Fome de vida perante o caixão lacrado cujo conteúdo é o cheiro do seu travesseiro

Fome de morte quando a vida vira um incenso fedido

Fome de caos

Fome de juventude na velhice precoce

Fome do teu e do meu

Fome das justificativas tão úteis no inverno e tão ridículas no verão

Fome de ser antes de poder

Fome de aprender sem conhecer

Fome do canibalismo tão em moda

Fome da antropofagia tão esquecida

Fome de ser e foder, fome de querer e nunca poder

Fome de tempero e não de acúmulo

Fome de quebrar e anseio de rasgar...

Os céus, a temperatura e o cosmos em toda sua malha infinita...

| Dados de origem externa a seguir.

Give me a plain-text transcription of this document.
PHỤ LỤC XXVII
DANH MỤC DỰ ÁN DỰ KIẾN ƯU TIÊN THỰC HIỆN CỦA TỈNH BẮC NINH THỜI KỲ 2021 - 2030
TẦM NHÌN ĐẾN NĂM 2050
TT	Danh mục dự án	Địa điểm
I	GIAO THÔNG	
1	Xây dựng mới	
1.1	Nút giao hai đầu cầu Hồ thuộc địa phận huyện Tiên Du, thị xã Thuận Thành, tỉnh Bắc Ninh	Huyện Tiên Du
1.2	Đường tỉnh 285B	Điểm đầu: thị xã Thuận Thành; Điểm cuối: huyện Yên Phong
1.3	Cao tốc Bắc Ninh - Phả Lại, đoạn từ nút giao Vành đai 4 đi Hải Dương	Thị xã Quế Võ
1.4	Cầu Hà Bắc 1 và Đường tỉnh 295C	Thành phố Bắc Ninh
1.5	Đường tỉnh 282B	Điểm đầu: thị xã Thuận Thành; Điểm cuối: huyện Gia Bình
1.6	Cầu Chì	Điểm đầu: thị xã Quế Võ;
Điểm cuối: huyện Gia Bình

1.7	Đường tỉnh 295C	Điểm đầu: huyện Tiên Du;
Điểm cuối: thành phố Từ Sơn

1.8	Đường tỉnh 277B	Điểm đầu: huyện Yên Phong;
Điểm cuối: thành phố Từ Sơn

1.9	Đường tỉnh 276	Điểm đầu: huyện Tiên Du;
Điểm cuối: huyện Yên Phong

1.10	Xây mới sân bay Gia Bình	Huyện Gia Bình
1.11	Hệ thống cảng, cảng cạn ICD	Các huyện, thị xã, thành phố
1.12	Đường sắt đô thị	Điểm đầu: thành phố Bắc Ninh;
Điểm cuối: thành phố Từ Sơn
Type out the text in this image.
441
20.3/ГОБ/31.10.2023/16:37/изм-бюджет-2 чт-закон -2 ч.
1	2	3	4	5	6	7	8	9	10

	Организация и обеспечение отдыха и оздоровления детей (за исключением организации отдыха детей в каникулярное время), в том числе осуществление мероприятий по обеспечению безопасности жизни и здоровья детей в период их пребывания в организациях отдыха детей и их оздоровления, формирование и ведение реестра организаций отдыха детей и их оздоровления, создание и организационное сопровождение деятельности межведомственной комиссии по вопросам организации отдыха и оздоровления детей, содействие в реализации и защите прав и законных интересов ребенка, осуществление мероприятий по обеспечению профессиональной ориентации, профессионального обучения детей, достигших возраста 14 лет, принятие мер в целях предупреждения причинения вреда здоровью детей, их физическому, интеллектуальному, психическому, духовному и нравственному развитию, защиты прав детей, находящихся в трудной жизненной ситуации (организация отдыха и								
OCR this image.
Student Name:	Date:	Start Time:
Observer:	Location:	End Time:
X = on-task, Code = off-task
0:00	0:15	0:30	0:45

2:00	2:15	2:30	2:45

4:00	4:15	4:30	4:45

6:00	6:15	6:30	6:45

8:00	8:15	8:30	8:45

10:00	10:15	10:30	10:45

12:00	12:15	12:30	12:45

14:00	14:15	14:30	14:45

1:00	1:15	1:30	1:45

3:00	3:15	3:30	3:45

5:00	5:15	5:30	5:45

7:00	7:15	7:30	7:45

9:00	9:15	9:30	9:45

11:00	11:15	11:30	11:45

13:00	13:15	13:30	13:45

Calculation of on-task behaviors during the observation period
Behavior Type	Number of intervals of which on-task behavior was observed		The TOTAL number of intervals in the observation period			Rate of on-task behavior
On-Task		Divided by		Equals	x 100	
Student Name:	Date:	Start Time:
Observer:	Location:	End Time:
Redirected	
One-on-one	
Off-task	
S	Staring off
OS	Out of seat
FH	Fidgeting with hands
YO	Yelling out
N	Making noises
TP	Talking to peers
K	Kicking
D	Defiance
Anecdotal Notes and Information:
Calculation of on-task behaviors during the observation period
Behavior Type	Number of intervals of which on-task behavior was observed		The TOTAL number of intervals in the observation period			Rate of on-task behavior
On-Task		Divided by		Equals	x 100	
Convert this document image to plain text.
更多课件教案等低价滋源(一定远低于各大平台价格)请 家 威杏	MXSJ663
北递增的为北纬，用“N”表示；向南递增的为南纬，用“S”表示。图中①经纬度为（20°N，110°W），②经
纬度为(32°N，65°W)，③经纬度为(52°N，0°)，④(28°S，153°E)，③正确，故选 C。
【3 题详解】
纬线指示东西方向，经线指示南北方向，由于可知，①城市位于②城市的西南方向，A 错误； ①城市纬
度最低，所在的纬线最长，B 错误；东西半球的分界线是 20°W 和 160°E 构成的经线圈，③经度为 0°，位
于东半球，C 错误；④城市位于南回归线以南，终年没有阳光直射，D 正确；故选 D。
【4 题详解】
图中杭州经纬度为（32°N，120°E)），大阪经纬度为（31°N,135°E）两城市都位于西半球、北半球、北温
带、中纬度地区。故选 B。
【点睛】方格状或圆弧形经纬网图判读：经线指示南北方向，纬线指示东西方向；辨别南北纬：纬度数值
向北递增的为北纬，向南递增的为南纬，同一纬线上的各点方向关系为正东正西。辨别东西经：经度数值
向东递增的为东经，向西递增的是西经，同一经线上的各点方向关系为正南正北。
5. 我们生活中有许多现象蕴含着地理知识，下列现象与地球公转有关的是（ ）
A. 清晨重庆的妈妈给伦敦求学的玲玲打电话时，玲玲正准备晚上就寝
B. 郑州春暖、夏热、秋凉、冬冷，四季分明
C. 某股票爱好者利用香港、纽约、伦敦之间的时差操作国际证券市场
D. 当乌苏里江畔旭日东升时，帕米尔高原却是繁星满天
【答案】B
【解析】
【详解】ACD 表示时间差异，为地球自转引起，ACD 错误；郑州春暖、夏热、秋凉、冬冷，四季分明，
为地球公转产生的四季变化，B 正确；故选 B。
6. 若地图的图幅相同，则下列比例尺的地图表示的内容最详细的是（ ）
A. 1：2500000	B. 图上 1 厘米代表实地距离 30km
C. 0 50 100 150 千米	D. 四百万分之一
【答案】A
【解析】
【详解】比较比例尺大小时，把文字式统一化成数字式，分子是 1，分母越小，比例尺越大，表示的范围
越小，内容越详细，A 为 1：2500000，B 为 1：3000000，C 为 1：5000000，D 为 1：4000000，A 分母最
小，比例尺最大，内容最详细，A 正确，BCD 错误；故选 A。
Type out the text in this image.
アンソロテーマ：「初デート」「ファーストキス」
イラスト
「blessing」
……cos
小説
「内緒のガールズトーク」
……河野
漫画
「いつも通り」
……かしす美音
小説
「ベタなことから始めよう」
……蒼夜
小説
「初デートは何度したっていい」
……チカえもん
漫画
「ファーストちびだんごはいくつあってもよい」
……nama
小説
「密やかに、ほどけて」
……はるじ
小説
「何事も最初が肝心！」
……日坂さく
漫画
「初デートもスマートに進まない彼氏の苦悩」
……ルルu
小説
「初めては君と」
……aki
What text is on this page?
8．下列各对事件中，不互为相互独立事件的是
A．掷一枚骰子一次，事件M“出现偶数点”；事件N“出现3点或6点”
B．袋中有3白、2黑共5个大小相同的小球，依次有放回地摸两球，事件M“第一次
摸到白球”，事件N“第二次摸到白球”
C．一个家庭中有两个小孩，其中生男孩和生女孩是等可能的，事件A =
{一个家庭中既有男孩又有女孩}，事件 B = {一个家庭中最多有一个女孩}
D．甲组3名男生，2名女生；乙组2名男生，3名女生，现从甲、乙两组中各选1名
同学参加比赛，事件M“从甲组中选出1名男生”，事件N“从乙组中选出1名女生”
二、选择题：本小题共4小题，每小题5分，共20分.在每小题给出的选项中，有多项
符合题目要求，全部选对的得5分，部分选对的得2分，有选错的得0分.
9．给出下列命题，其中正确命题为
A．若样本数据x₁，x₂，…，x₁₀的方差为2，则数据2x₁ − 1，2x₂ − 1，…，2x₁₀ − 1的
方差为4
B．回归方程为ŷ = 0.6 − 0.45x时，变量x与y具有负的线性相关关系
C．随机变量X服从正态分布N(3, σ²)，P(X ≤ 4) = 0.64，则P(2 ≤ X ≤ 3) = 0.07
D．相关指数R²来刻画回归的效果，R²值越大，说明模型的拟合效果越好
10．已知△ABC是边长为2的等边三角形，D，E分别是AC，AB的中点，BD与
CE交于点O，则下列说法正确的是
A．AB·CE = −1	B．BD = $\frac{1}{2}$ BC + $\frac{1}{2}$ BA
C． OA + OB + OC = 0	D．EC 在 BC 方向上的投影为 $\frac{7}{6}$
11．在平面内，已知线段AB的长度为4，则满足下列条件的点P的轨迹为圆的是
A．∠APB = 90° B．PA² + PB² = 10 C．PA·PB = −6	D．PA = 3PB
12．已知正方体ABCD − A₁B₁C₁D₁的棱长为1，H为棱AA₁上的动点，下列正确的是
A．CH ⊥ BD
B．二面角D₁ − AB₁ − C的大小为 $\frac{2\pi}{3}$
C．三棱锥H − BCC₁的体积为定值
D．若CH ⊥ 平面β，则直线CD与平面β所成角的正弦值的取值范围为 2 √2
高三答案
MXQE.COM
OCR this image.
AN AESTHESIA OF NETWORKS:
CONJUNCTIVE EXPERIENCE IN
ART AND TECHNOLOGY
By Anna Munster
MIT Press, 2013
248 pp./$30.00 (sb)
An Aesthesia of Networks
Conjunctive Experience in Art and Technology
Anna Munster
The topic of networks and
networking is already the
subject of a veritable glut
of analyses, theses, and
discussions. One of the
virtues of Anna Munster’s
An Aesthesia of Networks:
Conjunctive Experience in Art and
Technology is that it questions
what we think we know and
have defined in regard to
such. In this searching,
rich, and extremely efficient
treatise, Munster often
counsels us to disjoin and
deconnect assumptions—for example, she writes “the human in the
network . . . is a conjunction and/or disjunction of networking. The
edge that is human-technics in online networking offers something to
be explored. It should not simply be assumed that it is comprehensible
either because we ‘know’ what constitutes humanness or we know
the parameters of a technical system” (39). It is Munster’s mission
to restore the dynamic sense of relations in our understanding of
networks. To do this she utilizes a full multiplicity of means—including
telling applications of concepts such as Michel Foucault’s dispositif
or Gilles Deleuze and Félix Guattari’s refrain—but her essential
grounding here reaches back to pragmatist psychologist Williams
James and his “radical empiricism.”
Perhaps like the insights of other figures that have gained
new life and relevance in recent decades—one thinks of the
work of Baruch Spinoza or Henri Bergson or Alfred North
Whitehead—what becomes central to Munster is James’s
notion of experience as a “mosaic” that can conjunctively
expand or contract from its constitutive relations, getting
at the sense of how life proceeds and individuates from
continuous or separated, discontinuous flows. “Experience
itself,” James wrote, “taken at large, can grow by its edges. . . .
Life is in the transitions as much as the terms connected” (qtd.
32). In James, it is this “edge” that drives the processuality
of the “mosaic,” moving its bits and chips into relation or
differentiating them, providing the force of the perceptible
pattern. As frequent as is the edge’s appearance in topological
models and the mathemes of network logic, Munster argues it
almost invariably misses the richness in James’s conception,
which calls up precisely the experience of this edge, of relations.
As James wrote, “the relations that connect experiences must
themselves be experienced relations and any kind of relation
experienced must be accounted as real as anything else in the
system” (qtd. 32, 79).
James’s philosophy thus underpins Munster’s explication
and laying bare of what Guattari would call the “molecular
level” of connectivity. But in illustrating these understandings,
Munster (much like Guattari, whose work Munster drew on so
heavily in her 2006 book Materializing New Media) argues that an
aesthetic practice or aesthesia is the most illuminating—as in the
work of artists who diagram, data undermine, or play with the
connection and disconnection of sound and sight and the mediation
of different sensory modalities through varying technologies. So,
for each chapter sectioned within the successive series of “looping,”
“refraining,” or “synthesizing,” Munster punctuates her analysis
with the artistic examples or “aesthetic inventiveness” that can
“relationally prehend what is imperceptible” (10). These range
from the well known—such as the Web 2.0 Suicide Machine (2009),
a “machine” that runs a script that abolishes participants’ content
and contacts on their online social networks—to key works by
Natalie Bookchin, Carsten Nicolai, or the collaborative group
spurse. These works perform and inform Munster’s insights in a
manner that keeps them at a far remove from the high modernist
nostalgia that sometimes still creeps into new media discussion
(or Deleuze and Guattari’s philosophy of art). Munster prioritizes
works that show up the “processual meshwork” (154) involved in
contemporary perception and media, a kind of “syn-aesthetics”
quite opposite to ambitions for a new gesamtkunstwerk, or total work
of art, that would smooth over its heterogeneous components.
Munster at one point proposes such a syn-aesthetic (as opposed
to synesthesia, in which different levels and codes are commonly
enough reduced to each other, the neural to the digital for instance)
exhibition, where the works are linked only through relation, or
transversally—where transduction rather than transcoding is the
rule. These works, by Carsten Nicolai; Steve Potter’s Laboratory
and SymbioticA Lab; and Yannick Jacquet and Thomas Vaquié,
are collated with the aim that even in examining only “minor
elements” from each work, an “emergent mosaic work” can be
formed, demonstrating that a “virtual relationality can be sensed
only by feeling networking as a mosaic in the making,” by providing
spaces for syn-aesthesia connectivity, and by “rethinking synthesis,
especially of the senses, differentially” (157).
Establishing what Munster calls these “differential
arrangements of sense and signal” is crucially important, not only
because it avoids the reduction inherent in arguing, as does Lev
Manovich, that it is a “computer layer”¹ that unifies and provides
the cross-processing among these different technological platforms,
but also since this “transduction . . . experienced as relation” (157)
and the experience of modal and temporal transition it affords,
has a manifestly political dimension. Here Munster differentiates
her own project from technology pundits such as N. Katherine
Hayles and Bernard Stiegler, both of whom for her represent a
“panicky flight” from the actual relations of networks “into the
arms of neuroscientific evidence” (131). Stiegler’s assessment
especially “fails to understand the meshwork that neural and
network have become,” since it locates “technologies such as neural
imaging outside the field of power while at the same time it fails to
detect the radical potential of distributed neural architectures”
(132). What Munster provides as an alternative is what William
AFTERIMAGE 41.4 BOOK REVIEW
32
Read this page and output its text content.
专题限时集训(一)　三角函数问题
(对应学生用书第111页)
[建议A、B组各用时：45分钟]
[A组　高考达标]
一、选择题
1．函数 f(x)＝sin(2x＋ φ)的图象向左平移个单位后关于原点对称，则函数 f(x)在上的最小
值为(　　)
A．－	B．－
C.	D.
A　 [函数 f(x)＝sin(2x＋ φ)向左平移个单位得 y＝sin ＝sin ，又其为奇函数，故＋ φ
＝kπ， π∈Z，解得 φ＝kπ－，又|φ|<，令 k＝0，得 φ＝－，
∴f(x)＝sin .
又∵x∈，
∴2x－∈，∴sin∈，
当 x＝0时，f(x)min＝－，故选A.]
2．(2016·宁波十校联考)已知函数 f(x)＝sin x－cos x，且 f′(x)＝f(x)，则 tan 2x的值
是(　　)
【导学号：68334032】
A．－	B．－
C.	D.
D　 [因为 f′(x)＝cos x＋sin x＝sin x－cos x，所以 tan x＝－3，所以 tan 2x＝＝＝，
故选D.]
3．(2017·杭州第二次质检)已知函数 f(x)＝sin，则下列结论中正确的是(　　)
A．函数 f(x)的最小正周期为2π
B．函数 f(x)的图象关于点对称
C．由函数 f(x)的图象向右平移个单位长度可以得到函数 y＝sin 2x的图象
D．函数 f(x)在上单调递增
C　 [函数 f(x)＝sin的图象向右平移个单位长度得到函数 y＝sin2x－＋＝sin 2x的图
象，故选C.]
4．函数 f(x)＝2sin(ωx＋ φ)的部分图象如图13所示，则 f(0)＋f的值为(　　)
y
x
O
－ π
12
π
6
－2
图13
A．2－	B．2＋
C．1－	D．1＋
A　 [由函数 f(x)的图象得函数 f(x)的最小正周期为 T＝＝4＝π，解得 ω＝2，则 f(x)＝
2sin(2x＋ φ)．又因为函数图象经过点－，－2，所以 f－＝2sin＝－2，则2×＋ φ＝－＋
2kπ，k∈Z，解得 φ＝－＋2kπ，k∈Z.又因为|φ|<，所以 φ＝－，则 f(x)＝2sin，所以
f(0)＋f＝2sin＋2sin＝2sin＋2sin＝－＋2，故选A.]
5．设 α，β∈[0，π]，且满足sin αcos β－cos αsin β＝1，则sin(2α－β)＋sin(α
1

Fome de gerir e ser profundo

Fome da marmita quente com muita pimenta degustada debaixo da sombra da árvore

Fome dos insultos tão gentis que recebemos quando pouco estamos preparados

Fome de ver o mundo sob um monóculo e aceitar que o código binário é a única lei da humanidade

Fome de compor canções tão cálidas e desesperadas quanto a pior ressaca após o enterro de quem se ama

Fome de crepúsculos e chuvas ininterruptas

Fome de poemas que façam sentido

Fome da fome, fome do meio-dia

Fome da velha razão sacrossanta

Fome dos sintetizadores e do neon em cada esquina

Fome de calar e vociferar em termos iguais

Fome da desgraça pestilenta que varre a vida e concentra seu canal nas veias de quem pouco andou nos caminhos de ambas...

Fome de fé e redenção

Fome de cânticos elevados e hinos amaldiçoados que serão entoados por todo o sempre e que eventualmente não ouvirei...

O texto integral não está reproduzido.